Nicht sudern, handeln!
Andreas Kump, Journalist und Sänger von Shy, dokumentiert in "Es muss was geben" die Anfänge der Linzer Underground Szene zwischen 1977 und 1990.
1977 erreichten Punk und New Wave die langweilige und hässliche Industriestadt Linz. Davor nervten langhaarige Progressivrocker mit endlosen Soli auf Gitarre und Querflöte in Pfarrheimen und im Radio winselte der als Austropop getarnte Schlager. Für interessante Musik musste man weit reisen, dafür fehlten das Geld und das ausreichende Alter. Die Jugendlichen stachelten alsdann die Haare mit Seife, zerrissen die Sakkos ihrer Väter und flickten die Klamotten mit Sicherheitsnadeln und Nieten.
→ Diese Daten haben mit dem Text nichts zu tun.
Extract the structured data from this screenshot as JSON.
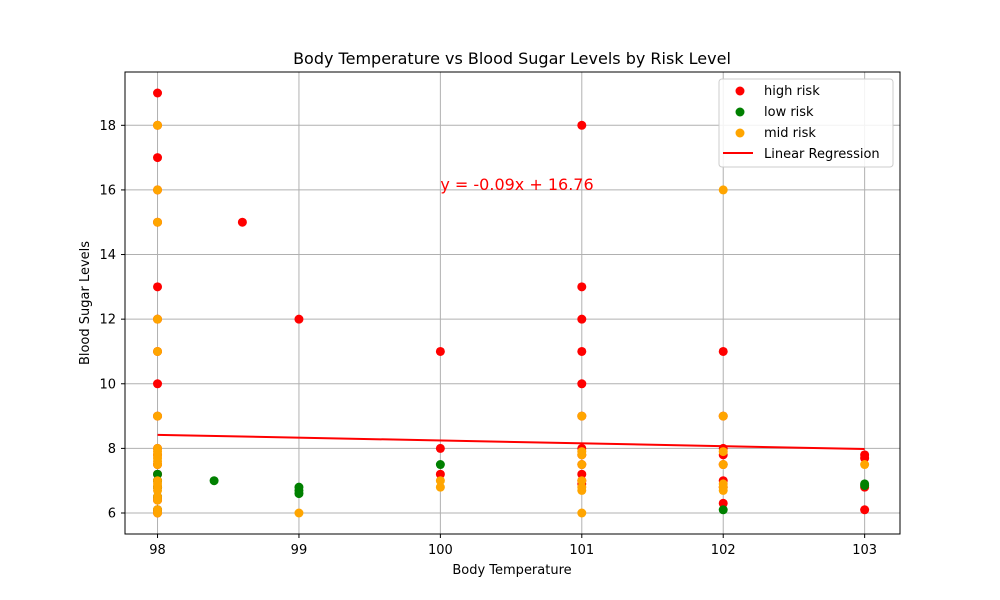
{
  "chart_data": {
    "type": "scatter",
    "title": "Body Temperature vs Blood Sugar Levels by Risk Level",
    "xlabel": "Body Temperature",
    "ylabel": "Blood Sugar Levels",
    "xlim": [
      97.77,
      103.25
    ],
    "ylim": [
      5.35,
      19.65
    ],
    "xticks": [
      98,
      99,
      100,
      101,
      102,
      103
    ],
    "yticks": [
      6,
      8,
      10,
      12,
      14,
      16,
      18
    ],
    "grid": true,
    "legend_position": "top-right",
    "series": [
      {
        "name": "high risk",
        "color": "#ff0000",
        "points": [
          [
            98,
            19
          ],
          [
            98,
            18
          ],
          [
            98,
            17
          ],
          [
            98,
            16
          ],
          [
            98,
            15
          ],
          [
            98,
            13
          ],
          [
            98,
            12
          ],
          [
            98,
            11
          ],
          [
            98,
            10
          ],
          [
            98,
            9
          ],
          [
            98,
            8
          ],
          [
            98,
            7.8
          ],
          [
            98,
            7.5
          ],
          [
            98,
            7.2
          ],
          [
            98,
            7
          ],
          [
            98,
            6.8
          ],
          [
            98,
            6.5
          ],
          [
            98,
            6.4
          ],
          [
            98,
            6.1
          ],
          [
            98,
            6
          ],
          [
            98.6,
            15
          ],
          [
            99,
            12
          ],
          [
            100,
            11
          ],
          [
            100,
            8
          ],
          [
            100,
            7.2
          ],
          [
            101,
            18
          ],
          [
            101,
            13
          ],
          [
            101,
            12
          ],
          [
            101,
            11
          ],
          [
            101,
            10
          ],
          [
            101,
            9
          ],
          [
            101,
            8
          ],
          [
            101,
            7.8
          ],
          [
            101,
            7.5
          ],
          [
            101,
            7.2
          ],
          [
            101,
            7
          ],
          [
            101,
            6.9
          ],
          [
            102,
            11
          ],
          [
            102,
            9
          ],
          [
            102,
            8
          ],
          [
            102,
            7.8
          ],
          [
            102,
            7.5
          ],
          [
            102,
            7
          ],
          [
            102,
            6.8
          ],
          [
            102,
            6.3
          ],
          [
            103,
            7.8
          ],
          [
            103,
            7.7
          ],
          [
            103,
            6.8
          ],
          [
            103,
            6.1
          ]
        ]
      },
      {
        "name": "low risk",
        "color": "#008000",
        "points": [
          [
            98,
            7.2
          ],
          [
            98,
            7
          ],
          [
            98,
            6.8
          ],
          [
            98,
            6.5
          ],
          [
            98,
            6.1
          ],
          [
            98.4,
            7
          ],
          [
            99,
            6.8
          ],
          [
            99,
            6.7
          ],
          [
            99,
            6.6
          ],
          [
            100,
            7.5
          ],
          [
            102,
            6.1
          ],
          [
            103,
            6.9
          ],
          [
            103,
            6.85
          ]
        ]
      },
      {
        "name": "mid risk",
        "color": "#ffa500",
        "points": [
          [
            98,
            18
          ],
          [
            98,
            16
          ],
          [
            98,
            15
          ],
          [
            98,
            12
          ],
          [
            98,
            11
          ],
          [
            98,
            9
          ],
          [
            98,
            8
          ],
          [
            98,
            7.9
          ],
          [
            98,
            7.8
          ],
          [
            98,
            7.7
          ],
          [
            98,
            7.6
          ],
          [
            98,
            7.5
          ],
          [
            98,
            7
          ],
          [
            98,
            6.9
          ],
          [
            98,
            6.8
          ],
          [
            98,
            6.7
          ],
          [
            98,
            6.5
          ],
          [
            98,
            6.4
          ],
          [
            98,
            6.1
          ],
          [
            98,
            6
          ],
          [
            99,
            6
          ],
          [
            100,
            7
          ],
          [
            100,
            6.8
          ],
          [
            101,
            9
          ],
          [
            101,
            7.9
          ],
          [
            101,
            7.8
          ],
          [
            101,
            7.5
          ],
          [
            101,
            7
          ],
          [
            101,
            6.8
          ],
          [
            101,
            6.7
          ],
          [
            101,
            6
          ],
          [
            102,
            16
          ],
          [
            102,
            9
          ],
          [
            102,
            7.9
          ],
          [
            102,
            7.5
          ],
          [
            102,
            6.9
          ],
          [
            102,
            6.8
          ],
          [
            102,
            6.7
          ],
          [
            103,
            7.5
          ]
        ]
      }
    ],
    "regression": {
      "name": "Linear Regression",
      "color": "#ff0000",
      "slope": -0.09,
      "intercept": 16.76,
      "x_range": [
        98,
        103
      ],
      "label": "y = -0.09x + 16.76",
      "label_anchor": [
        100,
        16
      ]
    }
  }
}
Andere wurden Neo-Mods und New Waver. Fesch gekleidet gingen alle an die Gründung von Bands, Fanzines und kleinen Veranstaltungsorten. Bands aus ganz Europa und den USA kamen nach Linz, darunter spätere Star-Combos wie Nirvana, Sonic Youth, Fugazi oder Einstürzende Neubauten. Noch später begannen die Bässe von Acid House, Techno, HipHop und Ragga zu wummern. Und viele Linzer Bands und Fans gingen hinaus, um auf den Fußböden der weiten Welt zu spielen und zu schlafen. Bands und Publikum hatten keine Zeit /weltberühmt in Österreich/ zu werden, da sie eine Szene aufbauen, erweitern und verteidigen wollten. Heute ist das legendäre Cafe Landgraf ein mieser Schnöseltreff, doch die zwei beschriebenen Kulturinitiativen Stadtwerkstatt und Kapu sind immer noch aktiv und Veranstaltungsorte von internationaler Reputation. Arrivierte Bands wie Attwenger, Texta, Fuckhead, Wipeout, Shy, Mono und Nikitaman, Seven Sioux, Valina oder Soundsgood Soundsystem haben lange Verbindungen zu diesen Häusern. Gemeinsam haben sie die engen geistigen, emotionalen und geographischen Grenzen dieses kleinmütigen Landes weit hinter sich gelassen. Die österreichischen Platten und Demotapes wurden tatsächlich auf Ö3 in der Musicbox gespielt! Punk und New Wave vermittelten zudem Verhaltensregeln und Erkenntnisse von bleibendem Wert: Do it yourself! Wiederkehrende Polizeieinsätze mit Hundestaffeln, Schlägereien mit Rockern und Skinheads sind störend, aber nicht wirklich hinderlich. Die Stadtwerkstatt begann an der medienpolitischen Zukunft zu arbeiten: Dem Underground TV folgte der 10jährige Kampf um freies Radio. Mitte der 90er Jahre ging das Freie Radio Oberösterreich on Air. Mit dem Servus-Server wurde ein eigener Internet Server für die Szene installiert.
Wie brüllten schon Rawside aus Cottbus in Linz: Diese Zeiten sind nicht die besten, aber sie sind die unsern! Also nicht sudern, sondern handeln!